Aestheticon®, Plastic and Aesthetic Surgery Centre, United Arab Emirates
Afschin Ghofrani’s current position as the Medical Director and owner of Aestheticon® has been the path of an ever increasing level of specialization with a constant focus on Plastic Surgery and Hand Surgery since 1992 and further concentration on Aesthetic Surgery since 1997. He studied human medicine and graduated at Europe's largest clinic, the RWTH. In 1992 he started his medical career at the Clinic of Burns and Plastic-Reconstructive Surgery in Aachen. In 1998 he received the certificate ‘Specialist of Plastic Surgery’ from the medical chamber in Nordrhein-Westfalen/ Germany and in 2001 the additional certificate ‘Specialist of Hand Surgery’. From January 2003 until August 2010 Dr. Afschin has been the Head Physician at the Evangelische Hospital Giessen/ Germany and additionally the Medical Director of his private practice of Plastic/Aesthetic Surgery and Hand Surgery. Regarding Dr. Afschin’s scientific career, he was the initiator and leader of various research projects and has published diverse articles in national and international specialists’ journals and books. Consistently he is invited to give lectures at scientific conferences and workshops.

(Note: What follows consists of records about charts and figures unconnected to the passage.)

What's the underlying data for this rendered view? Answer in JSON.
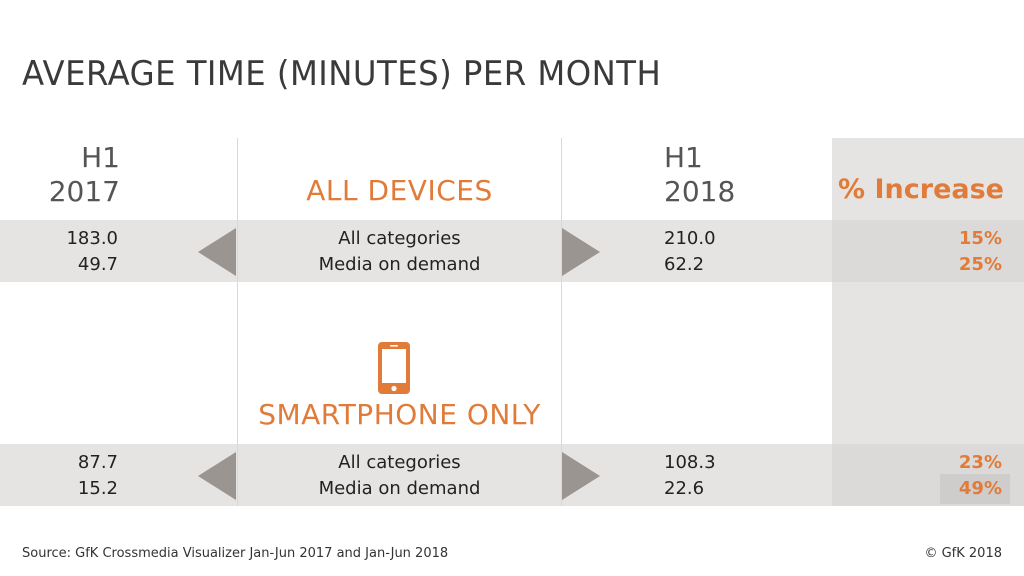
{
  "title": "AVERAGE TIME (MINUTES) PER MONTH",
  "chart_data": {
    "type": "table",
    "columns": {
      "period_1": [
        "H1",
        "2017"
      ],
      "period_2": [
        "H1",
        "2018"
      ],
      "increase": "% Increase"
    },
    "sections": [
      {
        "label": "ALL DEVICES",
        "rows": [
          {
            "category": "All categories",
            "h1_2017": "183.0",
            "h1_2018": "210.0",
            "increase": "15%"
          },
          {
            "category": "Media on demand",
            "h1_2017": "49.7",
            "h1_2018": "62.2",
            "increase": "25%"
          }
        ]
      },
      {
        "label": "SMARTPHONE ONLY",
        "icon": "smartphone-icon",
        "rows": [
          {
            "category": "All categories",
            "h1_2017": "87.7",
            "h1_2018": "108.3",
            "increase": "23%"
          },
          {
            "category": "Media on demand",
            "h1_2017": "15.2",
            "h1_2018": "22.6",
            "increase": "49%"
          }
        ]
      }
    ]
  },
  "colors": {
    "accent": "#e07b39",
    "band": "#e6e4e2",
    "arrow": "#9a9590"
  },
  "footer": {
    "source": "Source: GfK Crossmedia Visualizer Jan-Jun 2017 and Jan-Jun 2018",
    "copyright": "© GfK 2018"
  }
}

Introduction: There is possibly no other surgical technique in plastic surgery that has been modified more often than the mammaplasty. Numerous publications have focussed on this issue. Regarding the visible scars there are mainly three approaches 1) Periareolar scar, 2) I-scar, and 3) T-scar. Another variable is the pedicle. Since 1996 we use a central pedicle combined with a T-scar with short sub mammary part for most of the cases. Methods: The “inferior pedicle technique” was modified by Dr. Serdar Erenin in 1990. This modified approach is described by a detaching of the inferior part of the pedicle leaving only the central pectoral fascia attached. The blood supply is guaranteed by the intercostal perforators. The main sensory branch to the areola is routinely preserved thus maintaining a sensitive nipple in most cases. Because no dissection from the Nipple-Areola-Complex (NAC) from the gland is necessary, breast feeding after surgery is usually preserved. This pedicle gives a maximum degree of freedom regarding resection and positioning of the gland. Especially the hypertrophic lateral gland parts can be resected extensively down to the pectoral fascia. Results/ Discussion: We overlook more than 1000 mammoplasties performed with this pedicle-technique in the recent 20 years. This technique is not recommended for an inexperienced surgeon due to potential pitfalls in the preparation of the gland. Provided sufficient familiarisation with the procedure, however, this technique can be regarded as a safe method for almost all type of breast with excellent results in terms of shape and projection. Generally, breast feeding property and sensation of the NAC are preserved.